Thursday 15 April 2010

Spotify - full house or flushed away?

BASCA, the association that represents songwriters, composers and authors, has hit out at Spotify saying that the payments for copyright uses generated by the streaming on demand service are "tiny" and called for the company to be more transparent about the nature of its business. Last year it was claimed that over a five month period there were over one million plays of Lady Gaga's hit Poker Face – the most downloaded song in the British chart history, and one of the most successful songs of the 21st century to date – but this earned the songwriters just $167 from Spotify.
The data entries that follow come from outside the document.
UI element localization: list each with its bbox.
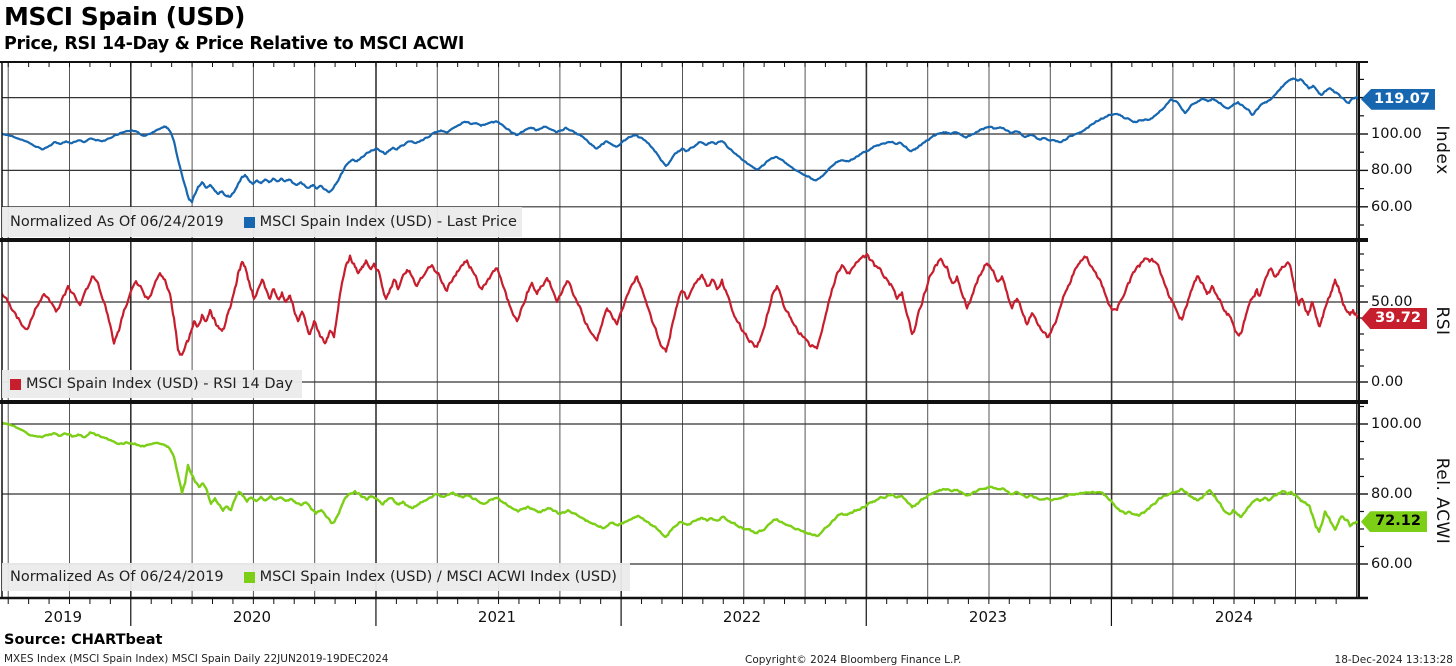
y-axis-title-rsi: RSI [1432,306,1452,336]
y-axis-title-rel-acwi: Rel. ACWI [1432,457,1452,545]
relative-line [2,421,1359,539]
y-tick-label: 60.00 [1371,198,1413,215]
chart-meta-label: MXES Index (MSCI Spain Index) MSCI Spain… [4,653,389,665]
y-axis-title-index: Index [1432,125,1452,175]
legend-relative: Normalized As Of 06/24/2019 MSCI Spain I… [2,563,630,591]
normalized-note: Normalized As Of 06/24/2019 [10,569,224,585]
x-tick-label: 2021 [477,608,517,626]
timestamp-label: 18-Dec-2024 13:13:28 [1334,654,1453,666]
rsi-line [2,252,1359,356]
price-legend-swatch-icon [243,216,255,228]
x-tick-label: 2019 [43,608,83,626]
y-tick-label: 100.00 [1371,416,1422,432]
relative-legend-swatch-icon [243,571,255,583]
source-label: Source: CHARTbeat [4,632,163,648]
x-tick-label: 2020 [232,608,272,626]
price-line [2,77,1359,204]
chart-title: MSCI Spain (USD) [4,2,246,31]
rsi-legend-label: MSCI Spain Index (USD) - RSI 14 Day [26,376,293,392]
y-tick-label: 80.00 [1371,162,1413,179]
rsi-last-value-tag: 39.72 [1361,308,1427,329]
y-tick-label: 60.00 [1371,556,1413,572]
x-tick-label: 2023 [968,608,1008,626]
y-tick-label: 0.00 [1371,374,1404,390]
x-tick-label: 2022 [722,608,762,626]
y-tick-label: 50.00 [1371,294,1413,310]
normalized-note: Normalized As Of 06/24/2019 [10,214,224,230]
copyright-label: Copyright© 2024 Bloomberg Finance L.P. [745,654,962,666]
y-tick-label: 80.00 [1371,486,1413,502]
x-tick-label: 2024 [1214,608,1254,626]
relative-last-value-tag: 72.12 [1361,511,1427,533]
price-legend-label: MSCI Spain Index (USD) - Last Price [259,214,517,230]
relative-legend-label: MSCI Spain Index (USD) / MSCI ACWI Index… [259,569,617,585]
legend-price: Normalized As Of 06/24/2019 MSCI Spain I… [2,207,522,237]
y-tick-label: 100.00 [1371,126,1422,142]
price-last-value-tag: 119.07 [1361,88,1435,110]
legend-rsi: MSCI Spain Index (USD) - RSI 14 Day [2,370,302,398]
rsi-legend-swatch-icon [10,378,21,390]
chart-subtitle: Price, RSI 14-Day & Price Relative to MS… [4,34,465,54]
BASCA CEO Patrick Rackow told the BBC: "At the moment, the amounts of money that are actually being received are tiny. That might be because there is no money there. But there is no clear trail that can be established so that the songwriter can trace back what they ought to have got. These things are behind a blanket of secrecy, and that is extremely worrying and Rackow added "The danger is that these deals all become so secret that the mist that descends creates uncertainty, creates fear. That allied to the fact that the sums being paid through are very small creates a climate of suspicion. I think it harms Spotify, it harms the writers' perception of Spotify and this is a service they want to support."

The Swedish-owned company, set up by serial web entrepreneur and a technologist Daniel Ek has been hailed by some as a saviour of the music industry, offering users free streaming of a huge catalogue of music punctuated by short adverts. A monthly premium of £9.99 allows users uninterrupted access to the catalogue. The service is part owned by the major record labels.

Spotify would not comment on the BASCA claims, but has said that as more subscribers sign up and advertising revenue increases then that money will trickle down to the people who make the music.
See our previous blog on Spotify here

1 comment:

JDS said...

See Spotify's rebuttal of this story:

The Lady GaGa song in question was a split work, and the royalties were for one writer's payment, for one month, in one market, when there was very little traffic, and GaGa was nothing like the megastar she is today. This is a very misleading story.